In Constitution assembly, KS Karimuddin had moved an amendment to include right to privacy explicitly in the Constitution but it was not accepted by the Constitution assembly. A 8-judge bench (and before that a 6-judge bench) had rightly decided that right to privacy is not a fundamental right encoded in some other fundamental right(s) given in the Constitution.
Article 21: “Protection of life and personal liberty No person shall be deprived of his life or personal liberty except according to procedure established by law.”
The SC today declared that this also means right to privacy.
But if we look at the history of SC judgements, we see that the SC can interpret anything as anything. Our Constitution did not have any concept of “basic structure” or “basic features” defined in it.
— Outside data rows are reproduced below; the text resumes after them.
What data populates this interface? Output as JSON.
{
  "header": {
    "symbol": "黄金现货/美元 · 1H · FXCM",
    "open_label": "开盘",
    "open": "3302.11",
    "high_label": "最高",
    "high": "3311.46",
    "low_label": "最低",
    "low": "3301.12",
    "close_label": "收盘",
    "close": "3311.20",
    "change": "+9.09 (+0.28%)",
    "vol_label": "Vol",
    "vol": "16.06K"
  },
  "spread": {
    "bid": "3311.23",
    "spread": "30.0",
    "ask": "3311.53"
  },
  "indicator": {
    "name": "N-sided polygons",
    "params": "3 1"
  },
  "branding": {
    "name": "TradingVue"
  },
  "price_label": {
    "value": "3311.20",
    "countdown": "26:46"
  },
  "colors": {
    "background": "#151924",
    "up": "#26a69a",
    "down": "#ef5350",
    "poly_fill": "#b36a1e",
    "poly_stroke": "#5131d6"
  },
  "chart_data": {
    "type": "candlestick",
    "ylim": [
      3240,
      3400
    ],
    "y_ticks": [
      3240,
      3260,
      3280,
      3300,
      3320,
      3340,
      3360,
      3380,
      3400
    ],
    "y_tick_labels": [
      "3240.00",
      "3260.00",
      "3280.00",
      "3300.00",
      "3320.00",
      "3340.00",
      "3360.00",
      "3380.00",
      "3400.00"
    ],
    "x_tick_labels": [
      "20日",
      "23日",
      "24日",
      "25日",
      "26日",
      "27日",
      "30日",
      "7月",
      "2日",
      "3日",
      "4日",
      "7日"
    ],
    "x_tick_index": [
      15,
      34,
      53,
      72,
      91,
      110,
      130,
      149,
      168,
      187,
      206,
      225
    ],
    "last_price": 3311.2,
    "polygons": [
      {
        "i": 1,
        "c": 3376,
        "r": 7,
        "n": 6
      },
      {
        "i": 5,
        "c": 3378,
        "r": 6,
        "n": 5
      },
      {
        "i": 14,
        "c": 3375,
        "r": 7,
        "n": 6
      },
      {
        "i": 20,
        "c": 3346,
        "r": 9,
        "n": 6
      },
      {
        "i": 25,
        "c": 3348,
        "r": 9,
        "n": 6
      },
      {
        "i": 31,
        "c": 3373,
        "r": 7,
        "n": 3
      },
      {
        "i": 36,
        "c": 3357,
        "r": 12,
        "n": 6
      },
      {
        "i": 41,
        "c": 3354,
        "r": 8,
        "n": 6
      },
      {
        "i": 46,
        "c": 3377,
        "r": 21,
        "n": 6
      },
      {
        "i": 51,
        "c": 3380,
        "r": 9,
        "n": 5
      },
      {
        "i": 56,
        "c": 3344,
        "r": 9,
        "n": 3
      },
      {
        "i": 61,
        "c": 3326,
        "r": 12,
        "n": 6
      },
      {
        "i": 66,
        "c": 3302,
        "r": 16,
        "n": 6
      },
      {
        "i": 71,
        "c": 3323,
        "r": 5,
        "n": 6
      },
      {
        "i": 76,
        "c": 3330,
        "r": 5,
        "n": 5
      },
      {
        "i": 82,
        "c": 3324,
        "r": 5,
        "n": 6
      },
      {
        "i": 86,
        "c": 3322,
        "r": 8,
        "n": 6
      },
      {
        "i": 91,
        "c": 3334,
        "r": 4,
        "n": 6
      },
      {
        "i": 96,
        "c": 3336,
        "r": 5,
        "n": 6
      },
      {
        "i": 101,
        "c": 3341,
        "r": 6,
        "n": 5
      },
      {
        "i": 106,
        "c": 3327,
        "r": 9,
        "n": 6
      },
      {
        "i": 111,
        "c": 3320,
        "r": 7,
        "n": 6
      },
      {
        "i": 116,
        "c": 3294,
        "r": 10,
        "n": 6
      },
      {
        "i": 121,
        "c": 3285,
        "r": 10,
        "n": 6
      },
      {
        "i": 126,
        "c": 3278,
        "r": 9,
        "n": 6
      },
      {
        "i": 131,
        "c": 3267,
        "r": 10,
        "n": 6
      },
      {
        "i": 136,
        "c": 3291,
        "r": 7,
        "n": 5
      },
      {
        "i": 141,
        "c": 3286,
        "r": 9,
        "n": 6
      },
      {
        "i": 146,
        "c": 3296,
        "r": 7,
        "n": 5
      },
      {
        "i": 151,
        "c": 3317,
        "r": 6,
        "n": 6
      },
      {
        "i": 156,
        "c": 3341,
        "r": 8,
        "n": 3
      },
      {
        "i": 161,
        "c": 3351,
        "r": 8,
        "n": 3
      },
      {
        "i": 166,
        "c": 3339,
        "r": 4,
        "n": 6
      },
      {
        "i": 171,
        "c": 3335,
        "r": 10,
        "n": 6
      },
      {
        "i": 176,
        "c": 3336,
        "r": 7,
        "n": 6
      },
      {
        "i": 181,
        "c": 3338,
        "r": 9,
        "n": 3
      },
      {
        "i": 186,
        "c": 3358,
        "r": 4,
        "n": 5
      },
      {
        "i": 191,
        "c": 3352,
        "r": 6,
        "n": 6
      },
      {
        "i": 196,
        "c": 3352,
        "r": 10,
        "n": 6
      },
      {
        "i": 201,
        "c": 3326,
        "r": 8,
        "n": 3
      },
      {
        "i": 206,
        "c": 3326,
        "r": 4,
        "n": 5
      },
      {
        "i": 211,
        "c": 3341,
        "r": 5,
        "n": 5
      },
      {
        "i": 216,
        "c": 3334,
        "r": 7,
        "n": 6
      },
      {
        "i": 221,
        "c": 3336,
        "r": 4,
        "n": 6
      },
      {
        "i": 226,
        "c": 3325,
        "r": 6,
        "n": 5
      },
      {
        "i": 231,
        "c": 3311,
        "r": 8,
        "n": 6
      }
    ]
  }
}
SC invented that term but did not define it so that it can be defined as and when someone claims something to be part of the basic structure (like the latest one in NJAC case).
SC used the concept of basic structure to limit the power of parliament in amending the constitution as given in article 368(1). Those powers were unconstrained and absolute in the original constitution as there was nothing called the “basic structure”. This judgement was passed by a 13 judge bench by a 7-6 majority.
The SC also invented the entire Collegium system by interpreting some simple text from articles 124(1) (regarding Supreme Court) and 217(1) (regarding High Courts). So going by those instances, this interpretation of “life and liberty includes privacy” still looks quite small an act.